Marten: “We kijken bijvoorbeeld naar de thuisbatterij, maar ik verwacht zelf meer van de aanpassing van de instellingen van de warmtepomp. De piekuren op het net zitten altijd tussen 7:00 en 11:00 in de ochtend en 17:00 en 21:00 in de avond. Dus dan zeg je bijvoorbeeld: wat nou als je tijdens die spitsuren de woning niet gaat verwarmen? En als je tijdens die uren ook even geen warm tapwater gaat maken? Dat kun je gewoon instellen in de warmtepomp. Sterker nog, dat kan steeds vaker op afstand ingesteld worden. Dan heb je dus een heel goedkope maatregel die best een behoorlijke impact kan hebben. En het is helemaal geautomatiseerd, want je hoeft als eindgebruiker niet zelf op de klok te kijken. En je verliest ook geen comfort.

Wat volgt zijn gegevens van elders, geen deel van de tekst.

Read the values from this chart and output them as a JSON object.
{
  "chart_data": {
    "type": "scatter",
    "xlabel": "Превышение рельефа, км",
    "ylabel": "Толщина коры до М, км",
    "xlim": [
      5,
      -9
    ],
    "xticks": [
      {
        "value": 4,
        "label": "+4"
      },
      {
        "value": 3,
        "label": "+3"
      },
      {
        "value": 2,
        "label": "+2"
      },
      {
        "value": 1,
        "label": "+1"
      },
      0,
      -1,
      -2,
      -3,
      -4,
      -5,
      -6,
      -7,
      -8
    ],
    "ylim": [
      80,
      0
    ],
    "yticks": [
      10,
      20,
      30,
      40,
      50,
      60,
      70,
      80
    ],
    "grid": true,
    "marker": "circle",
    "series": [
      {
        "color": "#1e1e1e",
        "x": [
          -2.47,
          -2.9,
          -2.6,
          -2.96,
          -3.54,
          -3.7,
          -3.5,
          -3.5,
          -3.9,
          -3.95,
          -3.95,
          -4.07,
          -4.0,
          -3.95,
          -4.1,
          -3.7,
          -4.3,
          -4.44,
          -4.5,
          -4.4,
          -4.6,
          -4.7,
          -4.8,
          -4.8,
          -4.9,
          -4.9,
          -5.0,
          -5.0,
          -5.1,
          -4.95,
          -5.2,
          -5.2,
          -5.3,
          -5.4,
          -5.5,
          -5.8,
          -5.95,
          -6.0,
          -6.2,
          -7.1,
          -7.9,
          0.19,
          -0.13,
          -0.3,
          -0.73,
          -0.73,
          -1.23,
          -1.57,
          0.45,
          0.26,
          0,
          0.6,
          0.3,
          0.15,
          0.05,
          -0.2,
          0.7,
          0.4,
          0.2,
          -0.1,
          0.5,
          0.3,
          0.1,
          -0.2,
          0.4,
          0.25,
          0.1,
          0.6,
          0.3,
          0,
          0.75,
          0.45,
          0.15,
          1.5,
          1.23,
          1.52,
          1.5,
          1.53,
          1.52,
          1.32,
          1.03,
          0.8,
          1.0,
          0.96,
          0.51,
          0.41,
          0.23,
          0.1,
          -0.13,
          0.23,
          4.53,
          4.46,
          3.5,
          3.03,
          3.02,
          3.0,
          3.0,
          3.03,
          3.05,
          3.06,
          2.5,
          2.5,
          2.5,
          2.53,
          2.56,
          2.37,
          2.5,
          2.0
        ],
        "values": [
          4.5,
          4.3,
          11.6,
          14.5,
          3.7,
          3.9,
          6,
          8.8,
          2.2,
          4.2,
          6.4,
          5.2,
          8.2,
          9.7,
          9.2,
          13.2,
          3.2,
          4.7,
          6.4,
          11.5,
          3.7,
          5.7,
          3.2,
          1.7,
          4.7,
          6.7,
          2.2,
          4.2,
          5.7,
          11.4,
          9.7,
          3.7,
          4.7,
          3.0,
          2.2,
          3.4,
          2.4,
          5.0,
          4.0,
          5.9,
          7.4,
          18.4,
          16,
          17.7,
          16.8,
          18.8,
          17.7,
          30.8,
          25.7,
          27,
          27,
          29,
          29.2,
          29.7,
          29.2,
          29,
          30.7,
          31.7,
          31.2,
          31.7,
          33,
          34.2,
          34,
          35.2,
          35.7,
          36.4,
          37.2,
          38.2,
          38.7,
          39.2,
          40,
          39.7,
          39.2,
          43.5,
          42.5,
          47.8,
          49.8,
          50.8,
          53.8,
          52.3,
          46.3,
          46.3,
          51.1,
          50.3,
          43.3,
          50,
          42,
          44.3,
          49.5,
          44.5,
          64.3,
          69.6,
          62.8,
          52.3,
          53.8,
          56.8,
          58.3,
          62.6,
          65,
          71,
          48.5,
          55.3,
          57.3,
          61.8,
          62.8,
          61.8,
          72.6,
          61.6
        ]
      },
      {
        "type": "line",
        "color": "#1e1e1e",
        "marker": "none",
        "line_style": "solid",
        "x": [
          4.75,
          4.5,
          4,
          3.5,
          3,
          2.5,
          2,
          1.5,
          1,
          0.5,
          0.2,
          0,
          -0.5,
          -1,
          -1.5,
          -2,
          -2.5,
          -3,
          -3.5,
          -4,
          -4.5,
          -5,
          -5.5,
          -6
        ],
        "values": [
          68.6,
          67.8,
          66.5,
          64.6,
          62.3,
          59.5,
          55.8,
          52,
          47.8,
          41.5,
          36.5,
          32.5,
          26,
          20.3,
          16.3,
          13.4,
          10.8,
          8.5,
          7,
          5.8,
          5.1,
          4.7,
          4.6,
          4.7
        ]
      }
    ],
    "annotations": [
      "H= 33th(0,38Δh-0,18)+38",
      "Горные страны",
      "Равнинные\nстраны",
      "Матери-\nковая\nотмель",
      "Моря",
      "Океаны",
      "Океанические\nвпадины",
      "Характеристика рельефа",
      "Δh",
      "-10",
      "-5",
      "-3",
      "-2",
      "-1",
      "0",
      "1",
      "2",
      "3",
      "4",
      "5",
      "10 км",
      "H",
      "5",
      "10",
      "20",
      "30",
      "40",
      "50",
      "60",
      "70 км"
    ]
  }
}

Als je ’s middags je wasmachine niet aan mag zetten kan dat best onhandig zijn, want soms moet je gewoon even een was draaien. Maar of de warmtepomp je woning nou een uurtje later gaat verwarmen of een uurtje eerder, dat maakt allemaal niet zo veel uit. De temperatuur van een enigszins geïsoleerde woning schommelt niet zo hard. Dit is dus een goedkope maatregel, die ook toegepast kan worden bij warmtepompen die een jaar of vijf geleden zijn geplaatst. In het slechtste geval moet er een monteur langs met een usb-stick, en in het beste geval regel je het bij installatie of op afstand.”

OK, dat is een boodschap die iedereen begrijpt: de warmtepomp houdt zich gewoon aan de gedragsregels die ook worden gepromoot in de nieuwe publiekscampagne van de overheid. Maar nu nog even de details in, voor de techneuten onder ons: wanneer is een woning in technische zin netbewust?
Marten: “Als je daarnaar vraagt, dan krijg je vaak een heel algemeen antwoord: iets over een maximaal piekvermogen wat een woning mag vragen van het net. Maar daar wordt dan nooit duidelijk bij gezegd of het gaat om een piekvermogen dat één keer per jaar optreedt, gedurende twee of drie seconden, of dat het over heel andere pieken gaat. En hebben we het over het piekvermogen van één woning? Of van alle woningen in de straat die op hetzelfde transformatorhuisje zijn aangesloten?”

Maximaal piekvermogen
Marten: “Wij definiëren het maximaal piekvermogen als volgt: de gemiddelde piek over een kwartier gezien – dus niet bijvoorbeeld één seconde, en ook niet één uur – van ten minste twintig woningen die zijn aangesloten op hetzelfde transformatorhuisje of onderstation, bij een koud voorbeeld-klimaatjaar. Wij nemen 1987, waarin het -15 graden werd in de winter, als ijkjaar omdat Stedin dat zo doet. Dit is ook afgestemd met Liander.

Laatste vraag: kijken jullie alleen naar de warmtepomp-strategie?
Marten: “De aanpakken die we nu beschrijven richten zich inderdaad hoofdzakelijk op de individuele elektrische warmtepomp, omdat daar op dit moment de meeste data voor beschikbaar is. Wel kijken we nu al naar de verwachte relevantie van de maatregelen voor individuele warmtepompen, maar dan doorvertaald naar andere warmtestrategieën, zoals collectieve systemen. Onze wens is om in een volgende fase ook inzichten op basis van monitoringsdata van diverse warmtenet-varianten en hybride warmtepomp varianten toe te voegen. Dat is vooral een kwestie van data die nog beschikbaar moet komen.”